Shares of Intersect ENT (NASDAQ:XENT), a medical device company focused on products that treat ear, nose, and throat problems, were down 17% as of 11:50 a.m. EDT Wednesday. Investors can blame the plunge on mixed quarterly results and weak guidance.
Here's a look at the key numbers from the second quarter:
- Revenue grew 10% to $26.3 million. For context, Wall Street was expecting the company to post $28.2 million in revenue.
- Gross margin declined 600 basis points to 79%. The drop was blamed on the recent launch of the Sinuva Sinus Implant.
- Net loss was $4.2 million, or $0.14 per share. This was a few pennies better than the $0.17-per-share loss that market watchers were expecting.
- Cash balance at quarter-end was $104.9 million.
If the mixed quarterly results weren't bad enough, management's guidance for the upcoming quarter and full year were also uninspiring:
- Revenue in the third quarter is projected to land between $23.8 million and $24.3 million. The midpoint of this range represents growth of 8% year over year. That's far below the $27.6 million in revenue that Wall Street was expecting.
- Full-year revenue is now expected to land between $106 million and $109 million. This represents a pullback from management's prior guidance range of $111 million to $116 million.
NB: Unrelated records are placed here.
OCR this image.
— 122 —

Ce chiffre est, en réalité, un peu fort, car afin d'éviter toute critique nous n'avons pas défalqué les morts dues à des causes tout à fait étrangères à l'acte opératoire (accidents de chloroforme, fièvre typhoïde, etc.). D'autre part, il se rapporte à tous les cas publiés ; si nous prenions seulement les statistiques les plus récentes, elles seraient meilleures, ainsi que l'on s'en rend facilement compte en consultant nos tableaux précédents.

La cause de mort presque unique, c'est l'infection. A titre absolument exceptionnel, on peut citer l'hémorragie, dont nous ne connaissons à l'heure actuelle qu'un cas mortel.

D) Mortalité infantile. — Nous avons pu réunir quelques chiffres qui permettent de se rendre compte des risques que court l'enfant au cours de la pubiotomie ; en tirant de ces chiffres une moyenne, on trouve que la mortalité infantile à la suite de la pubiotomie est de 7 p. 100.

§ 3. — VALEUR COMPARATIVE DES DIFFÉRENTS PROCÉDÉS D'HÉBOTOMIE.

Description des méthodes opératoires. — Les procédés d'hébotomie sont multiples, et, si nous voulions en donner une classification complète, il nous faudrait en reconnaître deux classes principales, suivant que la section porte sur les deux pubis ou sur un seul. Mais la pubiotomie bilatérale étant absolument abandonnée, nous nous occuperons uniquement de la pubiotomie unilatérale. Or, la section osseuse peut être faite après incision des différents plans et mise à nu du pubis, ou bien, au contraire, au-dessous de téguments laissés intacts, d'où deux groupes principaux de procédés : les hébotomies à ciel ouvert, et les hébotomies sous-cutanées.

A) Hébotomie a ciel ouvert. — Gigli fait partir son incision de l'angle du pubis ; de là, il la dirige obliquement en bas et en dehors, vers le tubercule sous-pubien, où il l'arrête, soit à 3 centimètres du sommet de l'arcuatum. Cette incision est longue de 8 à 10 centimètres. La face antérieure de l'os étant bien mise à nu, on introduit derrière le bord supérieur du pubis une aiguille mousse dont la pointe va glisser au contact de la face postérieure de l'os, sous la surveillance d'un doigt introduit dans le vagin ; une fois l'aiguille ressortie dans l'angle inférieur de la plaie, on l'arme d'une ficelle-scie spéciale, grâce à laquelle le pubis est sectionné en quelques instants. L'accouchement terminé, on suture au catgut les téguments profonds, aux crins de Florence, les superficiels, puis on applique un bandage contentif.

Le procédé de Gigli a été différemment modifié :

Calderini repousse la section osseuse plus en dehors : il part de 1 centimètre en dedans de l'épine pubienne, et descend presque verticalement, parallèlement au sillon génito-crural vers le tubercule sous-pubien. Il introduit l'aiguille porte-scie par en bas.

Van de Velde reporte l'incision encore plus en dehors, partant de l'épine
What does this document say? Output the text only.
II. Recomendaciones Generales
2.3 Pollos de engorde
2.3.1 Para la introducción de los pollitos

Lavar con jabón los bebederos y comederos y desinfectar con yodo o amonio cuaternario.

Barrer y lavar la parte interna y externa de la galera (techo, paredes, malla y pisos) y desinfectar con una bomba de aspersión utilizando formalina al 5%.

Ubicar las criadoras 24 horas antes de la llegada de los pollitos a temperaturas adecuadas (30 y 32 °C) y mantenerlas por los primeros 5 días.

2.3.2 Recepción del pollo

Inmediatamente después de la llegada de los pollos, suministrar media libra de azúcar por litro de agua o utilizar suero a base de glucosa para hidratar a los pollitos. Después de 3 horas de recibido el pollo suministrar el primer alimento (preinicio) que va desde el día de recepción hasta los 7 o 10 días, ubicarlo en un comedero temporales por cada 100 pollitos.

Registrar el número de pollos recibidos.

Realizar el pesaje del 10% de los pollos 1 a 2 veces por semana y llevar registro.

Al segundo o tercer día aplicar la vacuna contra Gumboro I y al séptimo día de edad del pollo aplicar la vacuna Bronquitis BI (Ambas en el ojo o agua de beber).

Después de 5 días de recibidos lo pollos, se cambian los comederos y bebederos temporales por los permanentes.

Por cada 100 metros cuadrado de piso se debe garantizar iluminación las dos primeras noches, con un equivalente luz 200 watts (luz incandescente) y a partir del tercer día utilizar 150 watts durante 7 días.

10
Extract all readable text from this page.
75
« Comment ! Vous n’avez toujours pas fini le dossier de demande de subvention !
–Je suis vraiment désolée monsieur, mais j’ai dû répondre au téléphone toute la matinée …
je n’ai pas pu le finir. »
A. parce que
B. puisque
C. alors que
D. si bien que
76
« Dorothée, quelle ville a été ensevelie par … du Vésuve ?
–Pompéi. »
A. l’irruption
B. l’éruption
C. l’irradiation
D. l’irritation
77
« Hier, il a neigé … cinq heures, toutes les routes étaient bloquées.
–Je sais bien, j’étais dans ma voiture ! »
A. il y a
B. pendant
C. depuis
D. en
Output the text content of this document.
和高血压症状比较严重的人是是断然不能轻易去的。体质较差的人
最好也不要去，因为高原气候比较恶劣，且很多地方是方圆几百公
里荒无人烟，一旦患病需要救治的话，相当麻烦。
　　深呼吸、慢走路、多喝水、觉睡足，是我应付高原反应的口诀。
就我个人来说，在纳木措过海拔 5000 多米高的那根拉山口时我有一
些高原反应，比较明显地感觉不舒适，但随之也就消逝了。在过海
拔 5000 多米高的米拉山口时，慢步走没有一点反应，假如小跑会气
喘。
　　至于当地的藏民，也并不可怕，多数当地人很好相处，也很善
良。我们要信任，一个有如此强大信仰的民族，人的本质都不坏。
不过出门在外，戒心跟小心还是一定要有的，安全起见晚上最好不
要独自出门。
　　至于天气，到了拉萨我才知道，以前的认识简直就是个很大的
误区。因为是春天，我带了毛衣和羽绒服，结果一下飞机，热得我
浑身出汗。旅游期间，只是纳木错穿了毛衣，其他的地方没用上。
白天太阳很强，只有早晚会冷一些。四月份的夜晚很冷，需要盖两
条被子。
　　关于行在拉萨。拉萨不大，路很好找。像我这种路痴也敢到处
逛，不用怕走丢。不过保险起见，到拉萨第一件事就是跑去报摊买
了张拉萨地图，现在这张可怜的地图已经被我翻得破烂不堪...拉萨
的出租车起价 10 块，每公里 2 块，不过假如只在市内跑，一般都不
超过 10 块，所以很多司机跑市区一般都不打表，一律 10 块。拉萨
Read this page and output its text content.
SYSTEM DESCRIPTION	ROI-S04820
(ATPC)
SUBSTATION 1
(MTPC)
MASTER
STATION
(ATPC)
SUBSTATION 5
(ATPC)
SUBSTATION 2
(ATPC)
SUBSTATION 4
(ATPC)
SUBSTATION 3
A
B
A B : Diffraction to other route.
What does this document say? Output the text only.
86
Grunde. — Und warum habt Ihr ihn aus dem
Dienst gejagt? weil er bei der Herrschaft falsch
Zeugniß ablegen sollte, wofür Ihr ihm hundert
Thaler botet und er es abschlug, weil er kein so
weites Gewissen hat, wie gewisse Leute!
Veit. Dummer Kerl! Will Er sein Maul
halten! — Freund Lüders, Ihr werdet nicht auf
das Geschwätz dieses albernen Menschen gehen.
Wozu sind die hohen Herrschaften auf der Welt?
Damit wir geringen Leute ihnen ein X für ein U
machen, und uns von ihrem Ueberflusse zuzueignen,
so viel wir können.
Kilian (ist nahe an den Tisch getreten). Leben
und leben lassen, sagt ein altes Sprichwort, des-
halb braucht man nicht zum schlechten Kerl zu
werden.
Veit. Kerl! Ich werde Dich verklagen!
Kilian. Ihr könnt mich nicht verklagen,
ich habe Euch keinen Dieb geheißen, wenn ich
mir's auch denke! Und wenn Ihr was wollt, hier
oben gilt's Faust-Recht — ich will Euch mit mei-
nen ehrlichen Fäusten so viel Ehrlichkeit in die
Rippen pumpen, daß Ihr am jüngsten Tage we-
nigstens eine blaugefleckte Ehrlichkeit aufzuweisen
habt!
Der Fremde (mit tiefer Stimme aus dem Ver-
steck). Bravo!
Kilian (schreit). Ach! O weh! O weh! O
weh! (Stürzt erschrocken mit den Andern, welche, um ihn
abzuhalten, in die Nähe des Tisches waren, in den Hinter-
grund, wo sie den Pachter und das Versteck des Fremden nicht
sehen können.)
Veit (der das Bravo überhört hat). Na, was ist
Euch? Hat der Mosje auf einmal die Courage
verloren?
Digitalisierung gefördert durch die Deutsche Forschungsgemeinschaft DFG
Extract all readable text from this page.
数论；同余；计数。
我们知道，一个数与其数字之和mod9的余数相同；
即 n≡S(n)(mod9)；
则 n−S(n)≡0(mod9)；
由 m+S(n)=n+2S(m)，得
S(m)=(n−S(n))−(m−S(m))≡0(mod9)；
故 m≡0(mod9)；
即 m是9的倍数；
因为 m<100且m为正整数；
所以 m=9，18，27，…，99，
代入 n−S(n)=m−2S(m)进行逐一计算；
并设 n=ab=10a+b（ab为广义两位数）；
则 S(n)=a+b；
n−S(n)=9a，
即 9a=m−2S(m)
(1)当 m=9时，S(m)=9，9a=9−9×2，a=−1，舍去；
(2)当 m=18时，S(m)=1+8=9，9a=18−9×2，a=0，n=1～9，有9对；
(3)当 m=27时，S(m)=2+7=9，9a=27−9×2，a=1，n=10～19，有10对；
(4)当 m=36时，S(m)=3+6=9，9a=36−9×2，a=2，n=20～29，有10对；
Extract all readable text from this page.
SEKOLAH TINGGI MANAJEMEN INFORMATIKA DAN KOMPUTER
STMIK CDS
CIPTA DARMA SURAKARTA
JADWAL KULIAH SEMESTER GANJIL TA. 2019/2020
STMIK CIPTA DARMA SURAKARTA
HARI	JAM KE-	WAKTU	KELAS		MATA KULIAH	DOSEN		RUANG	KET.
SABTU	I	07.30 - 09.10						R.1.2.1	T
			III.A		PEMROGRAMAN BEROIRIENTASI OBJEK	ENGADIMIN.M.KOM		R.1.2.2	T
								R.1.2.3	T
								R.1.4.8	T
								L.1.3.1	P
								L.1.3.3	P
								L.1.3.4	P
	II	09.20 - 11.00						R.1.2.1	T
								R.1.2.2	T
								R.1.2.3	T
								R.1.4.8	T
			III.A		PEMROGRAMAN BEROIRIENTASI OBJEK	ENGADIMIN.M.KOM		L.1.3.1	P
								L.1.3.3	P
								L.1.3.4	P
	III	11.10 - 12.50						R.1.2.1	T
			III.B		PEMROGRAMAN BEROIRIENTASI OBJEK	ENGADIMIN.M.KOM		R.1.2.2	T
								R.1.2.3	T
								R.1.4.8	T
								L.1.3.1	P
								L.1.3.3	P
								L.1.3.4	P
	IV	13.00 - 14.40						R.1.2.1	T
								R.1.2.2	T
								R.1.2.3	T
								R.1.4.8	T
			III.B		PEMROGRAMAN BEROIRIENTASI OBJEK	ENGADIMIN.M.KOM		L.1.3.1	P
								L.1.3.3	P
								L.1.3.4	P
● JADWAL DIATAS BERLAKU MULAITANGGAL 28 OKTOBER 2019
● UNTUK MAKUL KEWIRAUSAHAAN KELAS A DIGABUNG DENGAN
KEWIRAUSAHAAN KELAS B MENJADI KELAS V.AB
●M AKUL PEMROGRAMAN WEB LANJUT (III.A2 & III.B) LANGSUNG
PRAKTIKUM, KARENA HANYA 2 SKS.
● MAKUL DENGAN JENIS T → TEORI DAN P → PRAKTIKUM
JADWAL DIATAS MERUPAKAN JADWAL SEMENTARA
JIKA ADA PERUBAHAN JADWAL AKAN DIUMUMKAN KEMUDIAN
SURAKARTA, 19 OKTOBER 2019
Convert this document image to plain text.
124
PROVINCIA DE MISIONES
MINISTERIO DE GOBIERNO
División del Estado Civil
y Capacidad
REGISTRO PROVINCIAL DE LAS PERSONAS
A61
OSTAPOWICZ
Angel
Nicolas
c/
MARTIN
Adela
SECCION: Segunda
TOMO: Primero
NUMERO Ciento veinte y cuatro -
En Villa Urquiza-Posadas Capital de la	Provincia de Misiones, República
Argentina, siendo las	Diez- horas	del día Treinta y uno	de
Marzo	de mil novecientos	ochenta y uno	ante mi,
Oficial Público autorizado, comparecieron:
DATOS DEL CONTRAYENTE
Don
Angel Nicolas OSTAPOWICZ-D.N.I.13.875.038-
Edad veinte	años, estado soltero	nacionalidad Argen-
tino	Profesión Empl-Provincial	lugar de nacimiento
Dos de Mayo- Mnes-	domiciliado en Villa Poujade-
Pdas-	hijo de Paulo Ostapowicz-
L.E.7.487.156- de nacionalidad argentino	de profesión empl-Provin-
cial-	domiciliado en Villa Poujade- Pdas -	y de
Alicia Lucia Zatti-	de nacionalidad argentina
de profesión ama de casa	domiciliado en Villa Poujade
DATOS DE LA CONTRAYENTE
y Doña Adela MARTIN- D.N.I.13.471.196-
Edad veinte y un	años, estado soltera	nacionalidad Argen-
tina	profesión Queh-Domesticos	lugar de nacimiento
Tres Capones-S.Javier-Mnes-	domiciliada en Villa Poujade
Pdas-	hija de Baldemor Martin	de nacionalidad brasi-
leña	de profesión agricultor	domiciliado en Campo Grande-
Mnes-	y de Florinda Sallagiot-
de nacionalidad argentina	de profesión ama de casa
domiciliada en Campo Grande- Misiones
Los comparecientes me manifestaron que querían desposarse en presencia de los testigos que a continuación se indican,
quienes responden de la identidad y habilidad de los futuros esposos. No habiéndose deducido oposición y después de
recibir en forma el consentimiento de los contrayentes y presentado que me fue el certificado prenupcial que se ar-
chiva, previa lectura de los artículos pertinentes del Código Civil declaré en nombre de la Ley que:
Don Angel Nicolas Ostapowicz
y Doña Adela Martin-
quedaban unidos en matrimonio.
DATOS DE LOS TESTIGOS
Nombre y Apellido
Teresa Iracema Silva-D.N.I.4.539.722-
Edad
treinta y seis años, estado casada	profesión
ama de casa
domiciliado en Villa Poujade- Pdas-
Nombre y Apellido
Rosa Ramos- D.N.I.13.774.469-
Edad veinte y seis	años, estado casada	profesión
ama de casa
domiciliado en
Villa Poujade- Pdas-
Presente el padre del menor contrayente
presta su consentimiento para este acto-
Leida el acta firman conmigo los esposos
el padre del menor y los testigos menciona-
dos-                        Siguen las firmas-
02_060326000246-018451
It's also well shy of the $116.3 million in total revenue that market watchers were projecting.
Given the disappointing revenue growth and weak guidance, it's easy to understand why Intersect ENT stock is falling hard today.
CEO Lisa Earnhardt knew that this muted growth projection wasn't going to sit well with investors, so she did her best to project optimism about the business, stating: "We are meeting the challenges of the launch by taking action including expanding and leveraging the reimbursement hub and growing our sales and reimbursement teams. We remain convinced that Sinuva has a bright future and that, with these measures in place, we will be in a position to expand our launch and continue to grow Propel."
Intersect's stock has been sinking like a stone over the last two months, so it's possible that shares have gotten cheap enough to justify opening up a small position today even though growth is slowing down.
Personally, I continue to believe that long-term optimism is warranted, but the large deceleration in revenue growth is worrisome. For that reason, I think that looking elsewhere for more promising investment opportunities makes sense right now.